Big strong safety Kam Chancellor is reported to have injured his left knee in Friday's practice, landing him on the injury report with fellow safety Earl Thomas (separated shoulder) and cornerback Richard Sherman (torn elbow ligaments) - but it would be foolish for the Patriots to go into this game assuming their level of limitation, as New England has been done in by sandbagging entities before (see Super Bowl losses to Giants).

So if Seattle is trying to lure the Patriots into a false sense of security, it would be prudent for the offense to conduct their own examination and come up with their own diagnosis - and do it early enough in the game to be able to adjust as needed.

One school of thought from the experts is that Chancellor will be matched up against New England's Rob Gronkowski, who is widely considered to be the best tight end in the business, given Chancellor's size and aggressive nature, not to mention his coverage ability.

If Chancellor is indeed in Gronkowski's face, the best idea would be to send Gronk off the line as the Flanker or set up out wide to the right in the formation where an inside move by Gronkowski will test the strong safety's injured left knee as he will have to plant and stick on an aggressive inside move to hang with Gronkowski.
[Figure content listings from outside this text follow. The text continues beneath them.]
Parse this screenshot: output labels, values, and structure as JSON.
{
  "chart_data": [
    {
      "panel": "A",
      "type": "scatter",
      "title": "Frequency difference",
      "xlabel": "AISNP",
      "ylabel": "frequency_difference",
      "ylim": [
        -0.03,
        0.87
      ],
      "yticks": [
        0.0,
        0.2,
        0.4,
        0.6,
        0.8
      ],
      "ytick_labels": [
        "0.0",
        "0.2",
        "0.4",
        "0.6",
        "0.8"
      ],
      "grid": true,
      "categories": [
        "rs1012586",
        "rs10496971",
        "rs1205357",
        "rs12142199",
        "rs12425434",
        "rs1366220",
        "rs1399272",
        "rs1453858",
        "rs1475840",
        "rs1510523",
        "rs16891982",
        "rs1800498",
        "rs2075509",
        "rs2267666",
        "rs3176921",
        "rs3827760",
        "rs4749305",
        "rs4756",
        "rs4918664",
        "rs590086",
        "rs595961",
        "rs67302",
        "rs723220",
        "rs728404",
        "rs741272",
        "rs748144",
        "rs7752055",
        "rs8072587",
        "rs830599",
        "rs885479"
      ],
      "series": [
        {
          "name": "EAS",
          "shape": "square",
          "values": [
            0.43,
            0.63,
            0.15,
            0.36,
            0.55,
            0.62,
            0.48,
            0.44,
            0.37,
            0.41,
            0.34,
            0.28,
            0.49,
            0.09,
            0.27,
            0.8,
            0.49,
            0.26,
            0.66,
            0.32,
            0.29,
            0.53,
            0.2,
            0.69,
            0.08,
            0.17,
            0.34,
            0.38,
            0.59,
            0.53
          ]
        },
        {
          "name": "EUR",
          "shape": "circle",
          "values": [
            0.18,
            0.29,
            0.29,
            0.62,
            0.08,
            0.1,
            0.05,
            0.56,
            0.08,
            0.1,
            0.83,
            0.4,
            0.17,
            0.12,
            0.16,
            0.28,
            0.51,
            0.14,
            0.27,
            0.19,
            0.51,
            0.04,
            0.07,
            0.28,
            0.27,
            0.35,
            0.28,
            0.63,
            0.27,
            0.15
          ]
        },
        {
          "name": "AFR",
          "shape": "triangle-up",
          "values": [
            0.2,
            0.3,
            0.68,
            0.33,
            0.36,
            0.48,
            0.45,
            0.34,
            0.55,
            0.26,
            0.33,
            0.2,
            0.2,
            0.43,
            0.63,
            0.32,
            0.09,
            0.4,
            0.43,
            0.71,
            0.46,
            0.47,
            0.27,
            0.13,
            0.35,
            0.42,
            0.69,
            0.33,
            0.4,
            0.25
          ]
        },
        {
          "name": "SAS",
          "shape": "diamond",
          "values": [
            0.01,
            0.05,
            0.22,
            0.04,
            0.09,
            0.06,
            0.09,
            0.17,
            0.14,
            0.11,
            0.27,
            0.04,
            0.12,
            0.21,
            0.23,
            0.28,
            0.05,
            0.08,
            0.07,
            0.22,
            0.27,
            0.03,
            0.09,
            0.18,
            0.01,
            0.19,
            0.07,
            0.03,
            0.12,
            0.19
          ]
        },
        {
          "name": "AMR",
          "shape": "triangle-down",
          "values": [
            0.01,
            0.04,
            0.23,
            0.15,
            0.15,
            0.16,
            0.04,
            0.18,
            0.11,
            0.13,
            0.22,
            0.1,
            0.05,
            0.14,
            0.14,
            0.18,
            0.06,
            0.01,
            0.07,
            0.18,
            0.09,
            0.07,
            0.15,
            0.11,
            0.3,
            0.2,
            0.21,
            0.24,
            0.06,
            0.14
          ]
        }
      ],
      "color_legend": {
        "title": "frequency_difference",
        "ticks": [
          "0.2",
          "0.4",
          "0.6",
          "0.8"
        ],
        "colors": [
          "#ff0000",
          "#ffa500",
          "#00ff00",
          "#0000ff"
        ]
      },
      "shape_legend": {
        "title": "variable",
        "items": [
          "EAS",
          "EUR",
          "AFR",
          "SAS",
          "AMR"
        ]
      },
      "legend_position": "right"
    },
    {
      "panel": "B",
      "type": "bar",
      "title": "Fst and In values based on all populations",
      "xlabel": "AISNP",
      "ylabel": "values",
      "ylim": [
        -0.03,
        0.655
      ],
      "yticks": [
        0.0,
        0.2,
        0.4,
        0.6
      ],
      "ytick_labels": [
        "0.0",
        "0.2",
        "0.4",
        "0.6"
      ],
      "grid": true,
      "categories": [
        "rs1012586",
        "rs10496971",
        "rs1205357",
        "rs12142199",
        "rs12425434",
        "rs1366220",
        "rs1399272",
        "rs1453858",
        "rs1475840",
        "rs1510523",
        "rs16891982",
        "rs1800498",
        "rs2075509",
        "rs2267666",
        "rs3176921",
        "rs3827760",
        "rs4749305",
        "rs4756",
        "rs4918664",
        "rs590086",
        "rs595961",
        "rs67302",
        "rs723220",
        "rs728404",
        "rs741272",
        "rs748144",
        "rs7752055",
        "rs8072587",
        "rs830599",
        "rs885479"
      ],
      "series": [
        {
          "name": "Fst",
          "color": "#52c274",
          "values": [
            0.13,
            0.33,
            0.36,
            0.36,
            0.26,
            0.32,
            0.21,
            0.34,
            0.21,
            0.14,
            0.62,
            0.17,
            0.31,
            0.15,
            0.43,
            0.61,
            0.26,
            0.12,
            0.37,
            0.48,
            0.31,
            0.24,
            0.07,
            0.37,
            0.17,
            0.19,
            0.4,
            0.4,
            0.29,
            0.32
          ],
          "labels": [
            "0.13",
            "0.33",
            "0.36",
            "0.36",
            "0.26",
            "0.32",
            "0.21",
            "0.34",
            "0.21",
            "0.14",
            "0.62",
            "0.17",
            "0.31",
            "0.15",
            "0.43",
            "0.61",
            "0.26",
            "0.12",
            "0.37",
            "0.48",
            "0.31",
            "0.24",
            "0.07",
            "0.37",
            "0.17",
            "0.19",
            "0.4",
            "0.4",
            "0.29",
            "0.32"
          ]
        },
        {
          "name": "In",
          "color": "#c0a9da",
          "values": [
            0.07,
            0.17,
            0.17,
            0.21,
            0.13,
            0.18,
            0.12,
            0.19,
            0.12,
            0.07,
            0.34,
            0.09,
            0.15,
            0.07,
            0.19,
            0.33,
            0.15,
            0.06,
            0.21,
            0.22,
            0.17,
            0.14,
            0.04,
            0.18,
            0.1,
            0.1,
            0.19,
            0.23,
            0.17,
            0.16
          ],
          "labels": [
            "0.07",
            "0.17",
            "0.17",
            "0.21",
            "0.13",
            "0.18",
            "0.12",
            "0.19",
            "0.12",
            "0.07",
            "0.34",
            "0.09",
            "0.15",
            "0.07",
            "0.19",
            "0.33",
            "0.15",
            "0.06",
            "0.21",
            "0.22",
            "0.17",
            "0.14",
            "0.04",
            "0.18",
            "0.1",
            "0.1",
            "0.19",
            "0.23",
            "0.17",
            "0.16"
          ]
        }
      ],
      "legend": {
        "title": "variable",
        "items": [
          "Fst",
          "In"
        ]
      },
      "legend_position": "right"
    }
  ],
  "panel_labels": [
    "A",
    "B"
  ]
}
Same idea if Sherman ends up on Gronkowski.  Sherman is a great perimeter defender in that he is an expert at gaining inside position on receivers and squeezing them out using the sideline as an immovable object.  The way to beat Sherman is to take him either inside or to properly execute back shoulder throws along the sidelines.

Sherman has proven to be an adept defender on the back shoulder throws because of his penchant for pinning the receivers to the sidelines and cutting off their angle, but Gronk's size and hands, Brady's accuracy and velocity on the ball, and Sherman's injured elbow all factor in to this being an advantage for New England.

I doesn't even have to be Gronkowski running the pattern, as LaFell and Tim Wright are big targets for the back shoulder throws.  It's a tight window for sure, but keeping everything to the outside on Sherman where he is forced to use his injured left arm to extend to the ball might have the Seattle defensive coaching staff rethinking and adjusting on the fly.

Add into the mix the probability that the Patriots will be able to wear down the small front seven with both the running game and Brady's quick release, there is no reason to think that New England won't score 30 points against the Seahawks' defense.